Since we had most of the day, we decided to walk around. Even on the short walk to the metro, we got a snapshot of Parisian life. Men called from market stalls offered a taste of the delicious fruit selection. Street musicians played the accordion instead of the guitar. Young Parisians dressed in high fashion showed their edginess with a piercing above the lip like a glinting beauty mark. They say that in Paris there is no downtown, because each arrondissement is its own little village or community. We certainly got that feel.
Still, drawn by the allure of Parisian history and grandeur, we made our way to Point Zero.
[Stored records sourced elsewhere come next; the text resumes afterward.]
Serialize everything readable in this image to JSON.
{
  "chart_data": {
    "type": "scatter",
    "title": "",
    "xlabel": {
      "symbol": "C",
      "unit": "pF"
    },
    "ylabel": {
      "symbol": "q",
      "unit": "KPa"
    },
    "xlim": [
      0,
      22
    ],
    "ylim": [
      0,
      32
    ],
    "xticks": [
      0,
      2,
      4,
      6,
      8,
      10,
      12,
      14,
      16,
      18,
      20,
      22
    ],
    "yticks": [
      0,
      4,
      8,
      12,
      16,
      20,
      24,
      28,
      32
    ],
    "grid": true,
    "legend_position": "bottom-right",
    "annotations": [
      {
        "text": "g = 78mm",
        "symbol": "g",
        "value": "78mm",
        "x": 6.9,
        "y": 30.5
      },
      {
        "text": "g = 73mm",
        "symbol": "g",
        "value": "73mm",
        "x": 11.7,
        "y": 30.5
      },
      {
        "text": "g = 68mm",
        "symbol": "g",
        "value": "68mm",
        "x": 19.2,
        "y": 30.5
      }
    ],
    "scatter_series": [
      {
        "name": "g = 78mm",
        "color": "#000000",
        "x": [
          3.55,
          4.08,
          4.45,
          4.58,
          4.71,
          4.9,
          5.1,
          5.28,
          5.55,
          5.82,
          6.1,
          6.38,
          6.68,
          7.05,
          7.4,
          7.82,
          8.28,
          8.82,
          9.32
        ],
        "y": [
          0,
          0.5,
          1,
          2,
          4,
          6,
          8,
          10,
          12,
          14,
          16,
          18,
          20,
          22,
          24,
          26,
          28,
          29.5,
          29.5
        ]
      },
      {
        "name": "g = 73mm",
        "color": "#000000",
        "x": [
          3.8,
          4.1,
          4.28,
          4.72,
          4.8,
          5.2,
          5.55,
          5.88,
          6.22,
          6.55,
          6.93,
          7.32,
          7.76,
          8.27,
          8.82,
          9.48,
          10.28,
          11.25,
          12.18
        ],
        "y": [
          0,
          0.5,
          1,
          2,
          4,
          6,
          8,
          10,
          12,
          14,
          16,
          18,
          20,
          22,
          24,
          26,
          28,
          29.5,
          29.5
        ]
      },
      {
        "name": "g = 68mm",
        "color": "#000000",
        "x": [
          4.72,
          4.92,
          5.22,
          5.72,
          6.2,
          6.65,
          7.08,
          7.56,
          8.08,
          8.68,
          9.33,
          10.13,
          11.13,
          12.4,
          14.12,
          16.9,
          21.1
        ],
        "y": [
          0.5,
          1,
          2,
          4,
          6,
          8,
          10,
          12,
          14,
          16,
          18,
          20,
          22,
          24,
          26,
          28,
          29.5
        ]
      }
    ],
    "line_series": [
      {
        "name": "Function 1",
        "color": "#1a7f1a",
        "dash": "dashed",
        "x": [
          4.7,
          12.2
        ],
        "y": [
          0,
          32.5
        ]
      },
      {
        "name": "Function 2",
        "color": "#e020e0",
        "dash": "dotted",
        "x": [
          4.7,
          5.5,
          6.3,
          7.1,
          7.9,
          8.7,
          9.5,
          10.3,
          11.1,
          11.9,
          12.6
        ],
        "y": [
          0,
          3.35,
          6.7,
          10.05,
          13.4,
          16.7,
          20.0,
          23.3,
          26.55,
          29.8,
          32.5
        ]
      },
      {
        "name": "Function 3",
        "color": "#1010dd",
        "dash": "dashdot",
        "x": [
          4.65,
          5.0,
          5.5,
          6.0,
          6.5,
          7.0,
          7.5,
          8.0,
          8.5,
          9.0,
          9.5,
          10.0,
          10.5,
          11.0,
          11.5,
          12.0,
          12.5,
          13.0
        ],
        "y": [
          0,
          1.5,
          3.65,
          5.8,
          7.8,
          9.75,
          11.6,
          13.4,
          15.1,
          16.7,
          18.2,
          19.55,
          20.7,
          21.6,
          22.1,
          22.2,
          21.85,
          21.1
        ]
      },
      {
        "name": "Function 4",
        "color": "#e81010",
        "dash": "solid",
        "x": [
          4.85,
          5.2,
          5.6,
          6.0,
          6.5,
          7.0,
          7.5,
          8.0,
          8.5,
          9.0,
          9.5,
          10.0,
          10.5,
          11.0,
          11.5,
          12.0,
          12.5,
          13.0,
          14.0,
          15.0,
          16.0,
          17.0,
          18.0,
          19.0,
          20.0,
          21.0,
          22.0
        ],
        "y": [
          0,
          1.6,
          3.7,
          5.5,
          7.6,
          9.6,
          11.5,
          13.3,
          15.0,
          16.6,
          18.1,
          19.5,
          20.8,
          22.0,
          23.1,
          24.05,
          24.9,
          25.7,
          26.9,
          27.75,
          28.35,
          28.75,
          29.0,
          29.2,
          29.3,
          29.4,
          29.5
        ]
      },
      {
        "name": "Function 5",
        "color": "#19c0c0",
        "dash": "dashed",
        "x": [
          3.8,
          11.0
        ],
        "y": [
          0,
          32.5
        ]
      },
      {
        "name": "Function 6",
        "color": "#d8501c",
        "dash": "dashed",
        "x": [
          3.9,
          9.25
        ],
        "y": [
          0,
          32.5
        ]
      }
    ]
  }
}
Identified by a plaque on the ground in front of Notre Dame, this point is a reference from which all distances in Paris are (supposedly) measured. We decided to go into the cathedral another time due to the blocks-long line, but appreciated the gorgeous facade and used it as a starting point for our Rick Steve's audio guide of historic Paris. [When I said that my bare shoulders weren't appropriate, Josh also suggested that I tell the church employees that I was "cloaked by the Holy Spirit."] From the souls in Purgatory leering it from the sides of the cathedral to its pensive gargoyle on the top right corner, detail after detail caught our eyes.
From Notre Dame, we proceeded to the cathedral gardens, the Deportation Memorial (for the 200,000 Jews deported and killed during WWII), the Ile St. Louis, the Left Bank, and various sites relating to medieval Paris. Then, dipping into what became one of our favorite neighborhoods, we saw the quirky bookshop Shakespeare and Co. This bookstore was a hotspot for famous writers of the early 20th century, albeit at a different location. The bookstore today is stuffed from floor to ceiling with a diverse array of volumes. An adjacent room houses the rare books, some of which are for sale. Most interesting to me was the continued support of the bookstore for young aspiring writers, they can apply to have a sort of "writer-in-residence" status at the bookstore, living for free upstairs. Pretty cool, huh?
After Shakespeare and Co, we wandered down Rue St. Severin to admire cathedrals and small pedestrian streets that bring Paris such charm. Then we were struck again by the scale of Paris as we encountered the Conciergerie (known for being a former jail and torture chamber, as well as for its old public clock outside), San Chapelle, and the Pont Neuf. It was a nice sample platter of Parisian offerings, from the grim to the gorgeous, the ancient to the relatively new. What other city offers a 400-year-old tree with a name, a bridge with thousands of locks proclaiming love (of another or of travel, it seems), and a melting pot (of cheese or people, take your pick) to enrich your experience, all within a few blocks? Incredible.
We returned to our little Parisian home, tired but satisfied, sunburned but glowing. Paris has a romance, yes, but it is the romance of discovery.
Spotted: Art. As Josh commented, he understands why artists flock(ed) to find inspiration and success.